Qatar: Masalah Palestina prioritas bagi bangsa Arab

DOHA 

Menteri Luar Negeri Qatar Mohammed Abdulrahman Al Thani mengungkapkan bahwa masalah Palestina adalah prioritas utama bagi orang Arab.

Menteri Luar Negeri Qatar Abdurrahman Al Thani mengecam janji pemilu Perdana Menteri Israel Benjamin Netanyahu yang ingin menganeksasi Lembah Yordania dan utara Laut Mati.

Melalui pernyataan via kun media sosial, Menlu Al Thani mengungkapkan bahwa komunitas Arab sangat peka dan mementingkan masalah Palestina.

Menlu Qatar menekankan bahwa perdamaian secara permanen dan solusi yang adil sangat mungkin terwujud.

"Masalah Palestina adalah masalah utama orang Arab. Tanpa solusi yang adil dan permanen bedasarkan legitimasi internasional, perdamaian di wilayah itu tidak akan mungkin terwujud," tutur Al Thani.

Menteri Qatar menekankan penjajahan yang berkelanjutan Israel terhadap rakyat Palestina tak dapat diterima dan dia mengatakan dukungan negaranya terhadap masalah Palestina tak berubah.

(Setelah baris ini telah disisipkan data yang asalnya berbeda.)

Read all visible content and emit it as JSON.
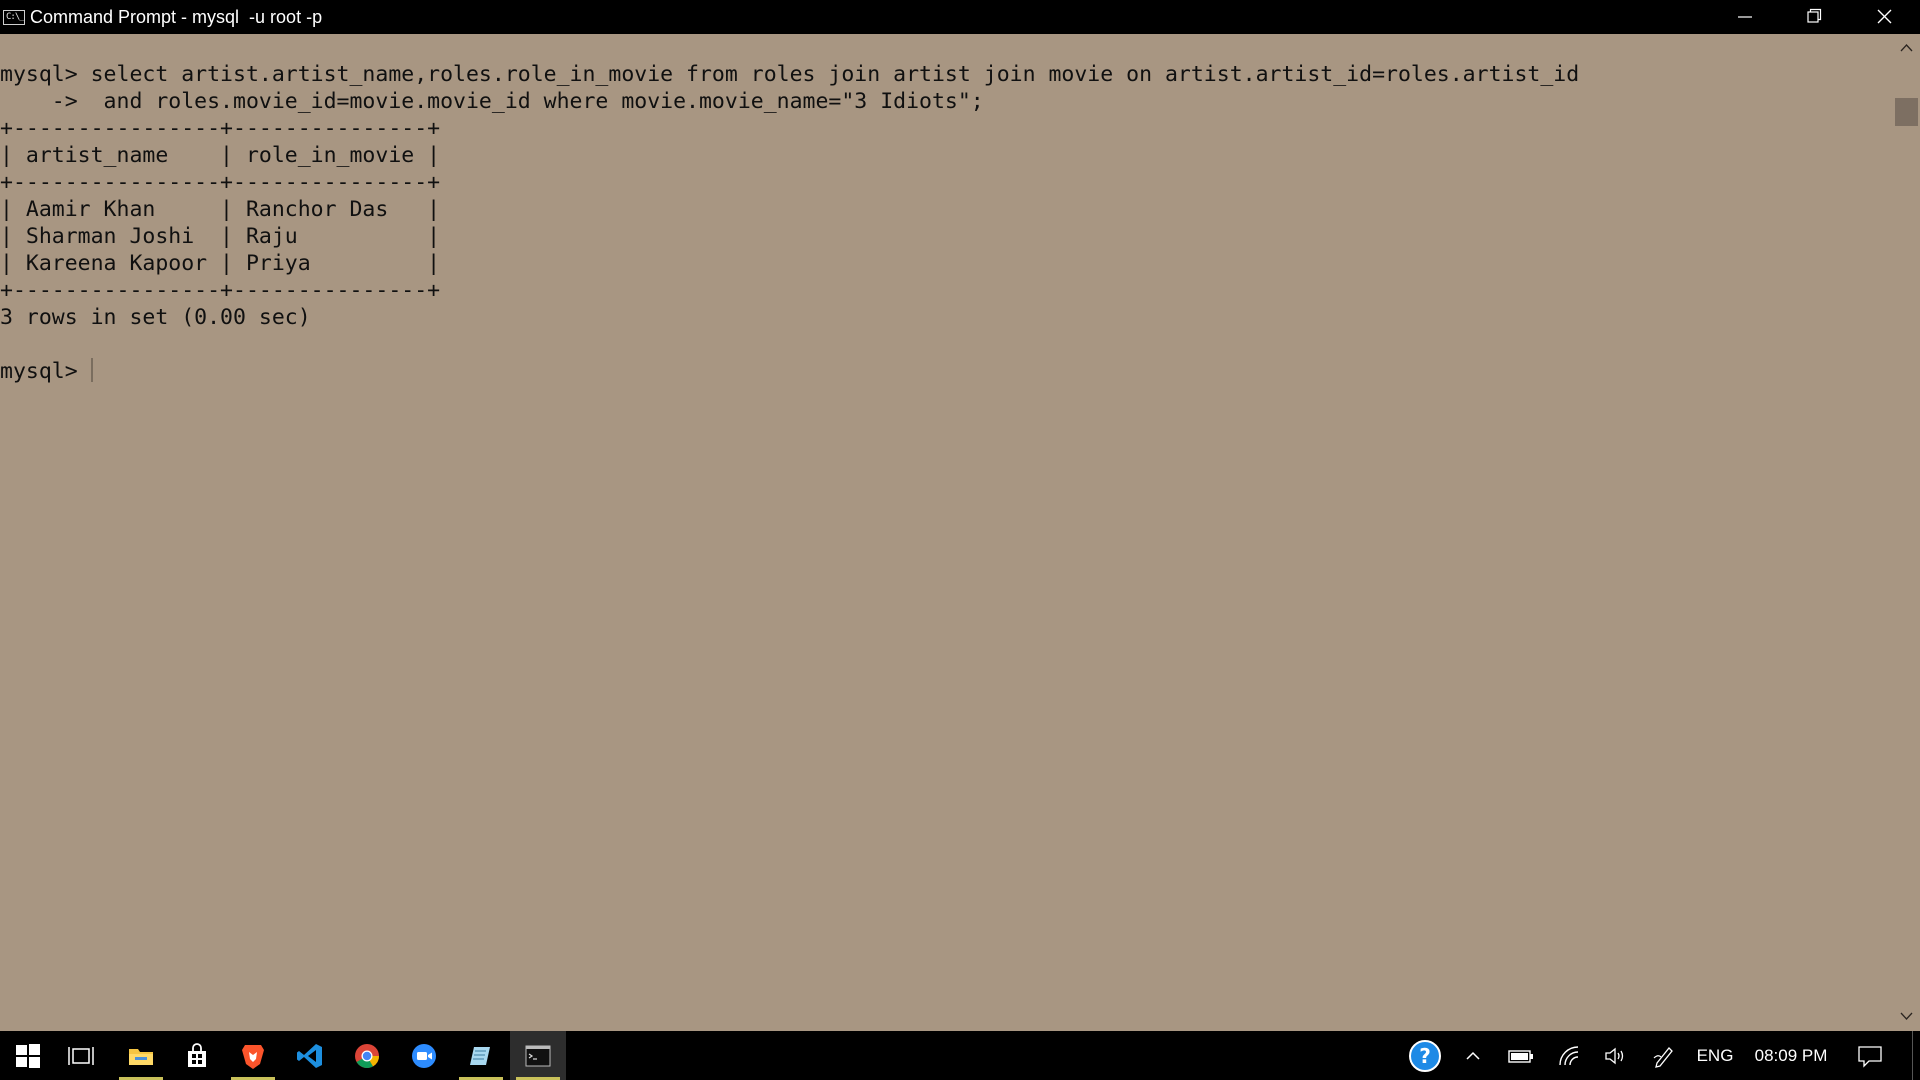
{
  "window": {
    "title": "Command Prompt - mysql  -u root -p",
    "icon_text": "C:\\_"
  },
  "console": {
    "lines": [
      "mysql> select artist.artist_name,roles.role_in_movie from roles join artist join movie on artist.artist_id=roles.artist_id",
      "    ->  and roles.movie_id=movie.movie_id where movie.movie_name=\"3 Idiots\";",
      "+----------------+---------------+",
      "| artist_name    | role_in_movie |",
      "+----------------+---------------+",
      "| Aamir Khan     | Ranchor Das   |",
      "| Sharman Joshi  | Raju          |",
      "| Kareena Kapoor | Priya         |",
      "+----------------+---------------+",
      "3 rows in set (0.00 sec)",
      "",
      "mysql> "
    ],
    "result_columns": [
      "artist_name",
      "role_in_movie"
    ],
    "result_rows": [
      [
        "Aamir Khan",
        "Ranchor Das"
      ],
      [
        "Sharman Joshi",
        "Raju"
      ],
      [
        "Kareena Kapoor",
        "Priya"
      ]
    ],
    "status": "3 rows in set (0.00 sec)",
    "prompt": "mysql> "
  },
  "taskbar": {
    "items": [
      {
        "icon": "windows-start-icon"
      },
      {
        "icon": "task-view-icon"
      },
      {
        "icon": "file-explorer-icon"
      },
      {
        "icon": "microsoft-store-icon"
      },
      {
        "icon": "brave-browser-icon"
      },
      {
        "icon": "vscode-icon"
      },
      {
        "icon": "chrome-icon"
      },
      {
        "icon": "zoom-icon"
      },
      {
        "icon": "notepad-icon"
      },
      {
        "icon": "command-prompt-icon"
      }
    ],
    "tray": {
      "language": "ENG",
      "time": "08:09 PM"
    }
  },
  "colors": {
    "console_background": "#a89682",
    "console_text": "#101010",
    "titlebar": "#000000",
    "taskbar": "#000000"
  }
}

Sebelumnya, Netanyahu mengatakan bahwa Israel akan menerapkan kedaulatannya atas Lembah Yordania dan permukiman lainnya di Tepi Barat jika dia memenangkan pemilihan umum pekan depan.

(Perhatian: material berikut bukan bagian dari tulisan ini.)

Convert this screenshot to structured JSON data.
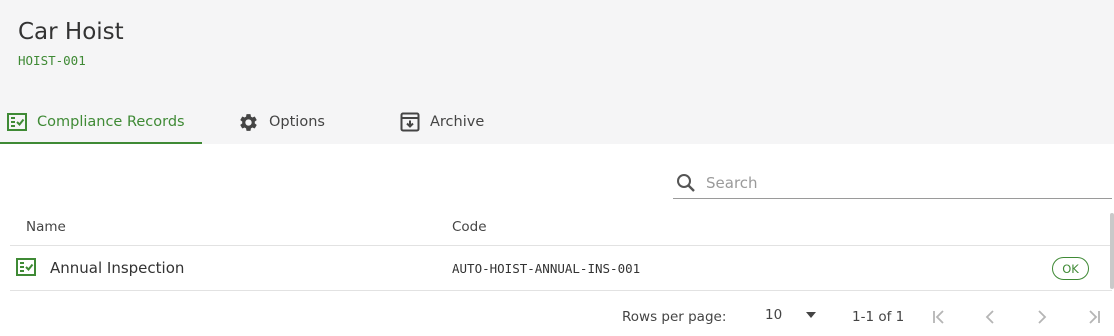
{
  "page": {
    "title": "Car Hoist",
    "code": "HOIST-001"
  },
  "tabs": [
    {
      "label": "Compliance Records",
      "icon": "checklist-icon",
      "active": true
    },
    {
      "label": "Options",
      "icon": "gear-icon",
      "active": false
    },
    {
      "label": "Archive",
      "icon": "archive-icon",
      "active": false
    }
  ],
  "search": {
    "placeholder": "Search",
    "value": ""
  },
  "table": {
    "columns": [
      "Name",
      "Code"
    ],
    "rows": [
      {
        "icon": "checklist-icon",
        "name": "Annual Inspection",
        "code": "AUTO-HOIST-ANNUAL-INS-001",
        "status": "OK"
      }
    ]
  },
  "pagination": {
    "rows_per_page_label": "Rows per page:",
    "rows_per_page": "10",
    "range": "1-1 of 1",
    "first_icon": "first-page-icon",
    "prev_icon": "chevron-left-icon",
    "next_icon": "chevron-right-icon",
    "last_icon": "last-page-icon"
  },
  "colors": {
    "accent": "#3f8a35",
    "header_bg": "#f5f5f6",
    "text": "#333333",
    "muted": "#9a9a9a"
  }
}
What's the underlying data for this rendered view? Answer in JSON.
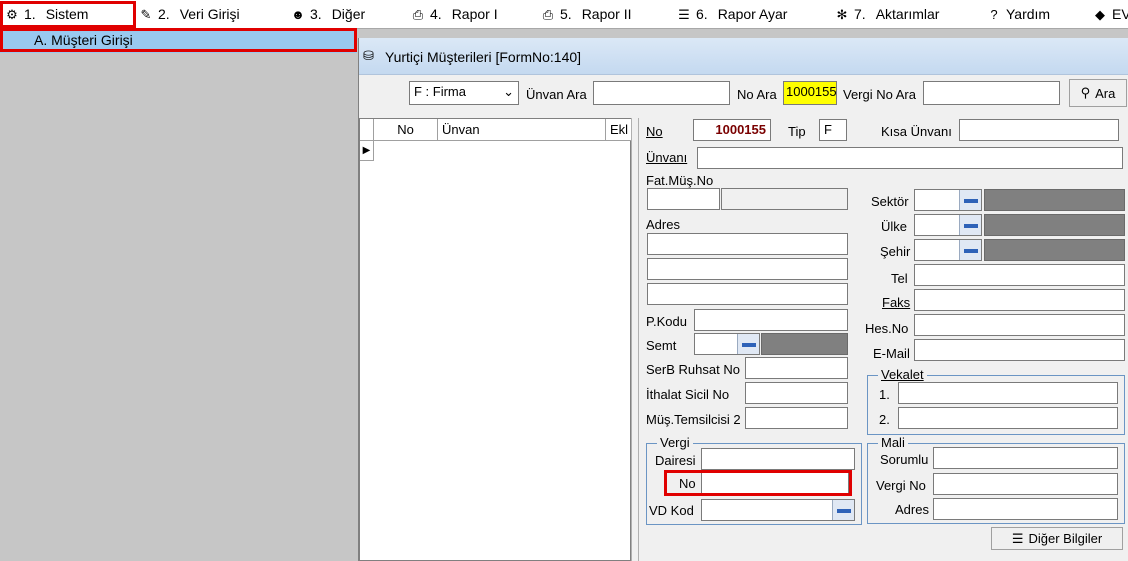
{
  "menu": {
    "items": [
      {
        "num": "1.",
        "label": "Sistem",
        "icon": "settings-icon"
      },
      {
        "num": "2.",
        "label": "Veri Girişi",
        "icon": "edit-icon"
      },
      {
        "num": "3.",
        "label": "Diğer",
        "icon": "people-icon"
      },
      {
        "num": "4.",
        "label": "Rapor I",
        "icon": "printer-icon"
      },
      {
        "num": "5.",
        "label": "Rapor II",
        "icon": "printer-icon"
      },
      {
        "num": "6.",
        "label": "Rapor Ayar",
        "icon": "report-settings-icon"
      },
      {
        "num": "7.",
        "label": "Aktarımlar",
        "icon": "transfer-icon"
      },
      {
        "num": "",
        "label": "Yardım",
        "icon": "help-icon"
      },
      {
        "num": "",
        "label": "EV",
        "icon": "book-icon"
      }
    ],
    "dropdown_item": "A.  Müşteri Girişi"
  },
  "form": {
    "title": "Yurtiçi Müşterileri [FormNo:140]",
    "filter": {
      "select_value": "F : Firma",
      "unvan_ara_label": "Ünvan Ara",
      "no_ara_label": "No Ara",
      "no_ara_value": "1000155",
      "vergi_no_ara_label": "Vergi No Ara",
      "search_button": "Ara"
    },
    "grid": {
      "columns": [
        "No",
        "Ünvan",
        "Ekl"
      ]
    },
    "fields": {
      "no_label": "No",
      "no_value": "1000155",
      "tip_label": "Tip",
      "tip_value": "F",
      "kisa_unvani_label": "Kısa Ünvanı",
      "unvani_label": "Ünvanı",
      "fat_mus_no_label": "Fat.Müş.No",
      "adres_label": "Adres",
      "pkodu_label": "P.Kodu",
      "semt_label": "Semt",
      "serb_ruhsat_label": "SerB Ruhsat No",
      "ithalat_sicil_label": "İthalat Sicil No",
      "mus_temsilcisi_label": "Müş.Temsilcisi 2",
      "sektor_label": "Sektör",
      "ulke_label": "Ülke",
      "sehir_label": "Şehir",
      "tel_label": "Tel",
      "faks_label": "Faks",
      "hes_no_label": "Hes.No",
      "email_label": "E-Mail"
    },
    "vekalet": {
      "caption": "Vekalet",
      "row1_label": "1.",
      "row2_label": "2."
    },
    "vergi": {
      "caption": "Vergi",
      "dairesi_label": "Dairesi",
      "no_label": "No",
      "vd_kod_label": "VD Kod"
    },
    "mali": {
      "caption": "Mali",
      "sorumlu_label": "Sorumlu",
      "vergi_no_label": "Vergi No",
      "adres_label": "Adres"
    },
    "diger_bilgiler_button": "Diğer Bilgiler"
  },
  "colors": {
    "highlight_red": "#e00000",
    "menu_selected": "#99c9ef",
    "no_value_color": "#7a0000",
    "search_highlight": "#ffff00"
  }
}
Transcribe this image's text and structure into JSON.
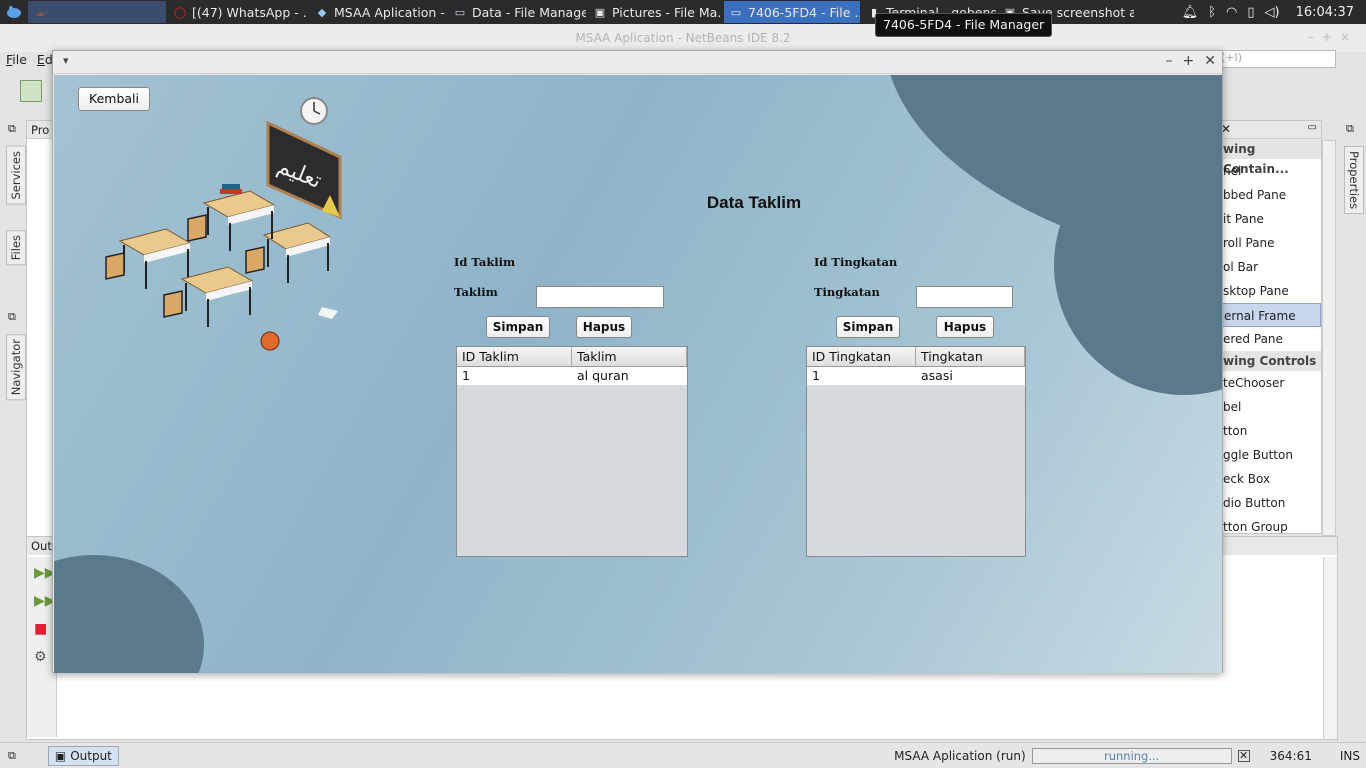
{
  "taskbar": {
    "tasks": [
      {
        "label": "",
        "icon": "java-icon",
        "active": false
      },
      {
        "label": "[(47) WhatsApp - ...",
        "icon": "opera-icon"
      },
      {
        "label": "MSAA Aplication -...",
        "icon": "netbeans-icon"
      },
      {
        "label": "Data - File Manager",
        "icon": "folder-icon"
      },
      {
        "label": "Pictures - File Ma...",
        "icon": "camera-icon"
      },
      {
        "label": "7406-5FD4 - File ...",
        "icon": "folder-icon",
        "active": true
      },
      {
        "label": "Terminal - gobeng...",
        "icon": "terminal-icon"
      },
      {
        "label": "Save screenshot a...",
        "icon": "camera-icon"
      }
    ],
    "clock": "16:04:37",
    "tooltip": "7406-5FD4 - File Manager"
  },
  "ide": {
    "title": "MSAA Aplication - NetBeans IDE 8.2",
    "menu": [
      "File",
      "Ed"
    ],
    "left_tabs": [
      "Services",
      "Files",
      "Navigator"
    ],
    "right_tab": "Properties",
    "projects_tab": "Pro",
    "output_tab": "Out",
    "search_placeholder": "(+I)",
    "palette": {
      "categories": [
        "wing Contain...",
        "wing Controls"
      ],
      "containers": [
        "nel",
        "bbed Pane",
        "it Pane",
        "roll Pane",
        "ol Bar",
        "sktop Pane",
        "ernal Frame",
        "ered Pane"
      ],
      "controls": [
        "teChooser",
        "bel",
        "tton",
        "ggle Button",
        "eck Box",
        "dio Button",
        "tton Group"
      ],
      "selected": "ernal Frame"
    },
    "status": {
      "output_label": "Output",
      "run_label": "MSAA Aplication (run)",
      "progress_text": "running...",
      "position": "364:61",
      "mode": "INS"
    }
  },
  "app": {
    "back_button": "Kembali",
    "title": "Data Taklim",
    "chalkboard_text": "تعليم",
    "left": {
      "id_label": "Id Taklim",
      "name_label": "Taklim",
      "name_value": "",
      "save_button": "Simpan",
      "delete_button": "Hapus",
      "columns": [
        "ID Taklim",
        "Taklim"
      ],
      "rows": [
        [
          "1",
          "al quran"
        ]
      ]
    },
    "right": {
      "id_label": "Id Tingkatan",
      "name_label": "Tingkatan",
      "name_value": "",
      "save_button": "Simpan",
      "delete_button": "Hapus",
      "columns": [
        "ID Tingkatan",
        "Tingkatan"
      ],
      "rows": [
        [
          "1",
          "asasi"
        ]
      ]
    }
  },
  "colors": {
    "taskbar_bg": "#2b2b2b",
    "taskbar_active": "#3d6fbf",
    "content_bg": "#8fb4c9",
    "blob": "#5a7a8b"
  }
}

Netanyahu berjanji jika dia memenangkan pemilihan umum pada 17 September, maka dia akan mencaplok sebagian tanah yang diduduki di Tepi Barat termasuk utara Laut Mati dan Lembah Jordan.

Saat ini, sekitar 70.000 warga Palestina - bersama dengan sekitar 9.500 pemukim Yahudi - tinggal di Lembah Yordania, sebidang tanah luas dan subur yang merupakan seperempat dari keseluruhan wilayah Tepi Barat.

Israel mengklaim bahwa Lembah Yordania sangat penting bagi keamanannya dan secara konsisten menolak gagasan melepaskan sebagian wilayahnya dalam resolusi apa pun dengan Palestina di masa depan.

Awal bulan ini, Netanyahu menegaskan kembali janjinya untuk mencaplok seluruh blok permukiman di Tepi Barat.

Sekitar 650.000 orang Yahudi Israel saat ini tinggal di lebih dari 100 permukiman yang dibangun sejak 1967, ketika Israel mulai menduduki Tepi Barat dan Yerusalem Timur.

Palestina menginginkan wilayah ini - bersama dengan Jalur Gaza - menjadi bagian dari negara Palestina di masa depan.

Hukum internasional memandang Tepi Barat dan Yerusalem Timur sebagai wilayah pendudukan dan menganggap semua aktivitas pembangunan permukiman Yahudi di sana sebagai tindakan ilegal.